TEL AVIV, Israel Israel's first 24-hour, all-weather, high-resolution radar satellite dubbed TechSAR was inserted into orbit Jan. 21 by an Indian Polar Satellite Launch Vehicle.
The launch, from the Sriharikota test site on the Bay of Bengal in southeast India, marked the seventh successful orbital insertion for the four-stage Polar Satellite Launch Vehicle and the first cooperative satellite launch between Israel and its principal export customer, defense and industry officials here said.
According to state-owned Israel Aerospace Industries Ltd. (IAI), Israel's sole satellite producing firm, the first signals from the synthetic aperture radar (SAR) spacecraft reached the operational ground control station near IAI headquarters some 80 minutes after launch. ''By all indications so far, the satellite is functioning properly,'' IAI announced.
In a Jan. 21 statement, IAI said company engineers began what will be an extensive, nearly month-long series of in-orbit tests to verify satellite performance.
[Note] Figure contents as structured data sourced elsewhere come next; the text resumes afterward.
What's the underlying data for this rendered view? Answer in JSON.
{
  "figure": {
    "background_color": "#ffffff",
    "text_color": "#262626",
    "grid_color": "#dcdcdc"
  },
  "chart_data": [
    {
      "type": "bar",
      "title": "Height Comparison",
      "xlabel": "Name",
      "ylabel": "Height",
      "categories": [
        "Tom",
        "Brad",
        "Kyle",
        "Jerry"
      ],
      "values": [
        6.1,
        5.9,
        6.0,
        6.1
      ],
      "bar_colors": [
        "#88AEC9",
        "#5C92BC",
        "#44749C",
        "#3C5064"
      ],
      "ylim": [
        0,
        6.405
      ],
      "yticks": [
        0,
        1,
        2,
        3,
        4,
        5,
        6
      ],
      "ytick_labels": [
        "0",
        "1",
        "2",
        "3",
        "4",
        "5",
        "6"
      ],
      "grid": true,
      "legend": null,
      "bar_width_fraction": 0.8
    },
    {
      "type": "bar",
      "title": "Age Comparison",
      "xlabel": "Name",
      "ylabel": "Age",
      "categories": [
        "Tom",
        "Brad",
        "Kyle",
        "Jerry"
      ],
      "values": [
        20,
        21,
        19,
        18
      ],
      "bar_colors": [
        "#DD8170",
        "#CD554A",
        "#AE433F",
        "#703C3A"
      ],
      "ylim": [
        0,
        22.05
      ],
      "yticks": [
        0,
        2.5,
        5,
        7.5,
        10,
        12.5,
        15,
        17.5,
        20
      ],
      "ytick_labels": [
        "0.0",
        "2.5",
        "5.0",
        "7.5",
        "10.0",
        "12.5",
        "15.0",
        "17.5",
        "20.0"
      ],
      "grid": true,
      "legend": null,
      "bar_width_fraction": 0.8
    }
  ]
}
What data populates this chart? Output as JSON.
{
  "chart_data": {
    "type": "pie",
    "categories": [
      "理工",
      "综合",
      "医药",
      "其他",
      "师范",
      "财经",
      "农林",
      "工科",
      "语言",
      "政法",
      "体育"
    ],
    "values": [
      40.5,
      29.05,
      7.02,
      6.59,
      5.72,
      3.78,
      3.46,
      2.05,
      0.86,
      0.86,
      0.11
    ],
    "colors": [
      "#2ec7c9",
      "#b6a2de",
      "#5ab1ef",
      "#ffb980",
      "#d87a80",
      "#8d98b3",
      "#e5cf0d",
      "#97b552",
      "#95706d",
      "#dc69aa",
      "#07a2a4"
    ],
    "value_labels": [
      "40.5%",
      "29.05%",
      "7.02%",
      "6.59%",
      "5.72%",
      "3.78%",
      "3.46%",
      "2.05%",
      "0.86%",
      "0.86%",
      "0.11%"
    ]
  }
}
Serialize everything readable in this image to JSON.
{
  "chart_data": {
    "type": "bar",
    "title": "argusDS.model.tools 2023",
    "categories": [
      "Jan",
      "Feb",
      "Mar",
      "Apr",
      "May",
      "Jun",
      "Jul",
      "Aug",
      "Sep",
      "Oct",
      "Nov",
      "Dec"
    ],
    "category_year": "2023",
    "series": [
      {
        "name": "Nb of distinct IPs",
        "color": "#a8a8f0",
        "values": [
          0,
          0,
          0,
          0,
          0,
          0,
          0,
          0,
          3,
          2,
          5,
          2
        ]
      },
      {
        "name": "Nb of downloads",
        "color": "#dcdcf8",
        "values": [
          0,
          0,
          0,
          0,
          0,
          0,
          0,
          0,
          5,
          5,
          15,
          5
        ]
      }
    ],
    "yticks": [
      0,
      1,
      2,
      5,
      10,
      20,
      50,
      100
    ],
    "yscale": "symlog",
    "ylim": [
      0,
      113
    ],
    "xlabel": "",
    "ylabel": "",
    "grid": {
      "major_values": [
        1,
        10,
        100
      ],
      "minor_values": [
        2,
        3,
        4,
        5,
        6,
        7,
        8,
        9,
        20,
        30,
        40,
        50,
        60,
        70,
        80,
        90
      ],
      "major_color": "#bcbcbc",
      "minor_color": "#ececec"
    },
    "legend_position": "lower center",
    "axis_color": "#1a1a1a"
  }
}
First images from TechSAR are scheduled to be collected in about two weeks.
Israel's Ministry of Defense and its national intelligence agencies will be the primary customers of the day-, night- and all-weather imagery generated by the TechSAR payload, which was developed by Elta Systems Ltd., an IAI subsidiary. Despite the strategic intelligence-gathering mission assigned to the nationally-funded TechSAR, Israel's Ministry of Defense did not provide a statement on the launch and referred all queries to IAI.
''We're all very proud of this achievement, which serves as additional proof of IAI's great technological and administrative capabilities, and of IAI's leadership in the Israeli space industry,'' noted Itzhak Nissan, IAI's president and chief executive officer.
TechSAR's successful launch follows repeated technical and weather-related delays. The Israeli satellite was delivered to the Indian launch facility by summer 2007 and had completed integration testing on the Polar Satellite Launch Vehicle in time for a fall 2007 launch. However, due to circumstances that neither IAI nor the Indian launch provider was willing to discuss publicly, the satellite was removed from its launch vehicle and held in storage until several weeks before the Jan. 21 launch.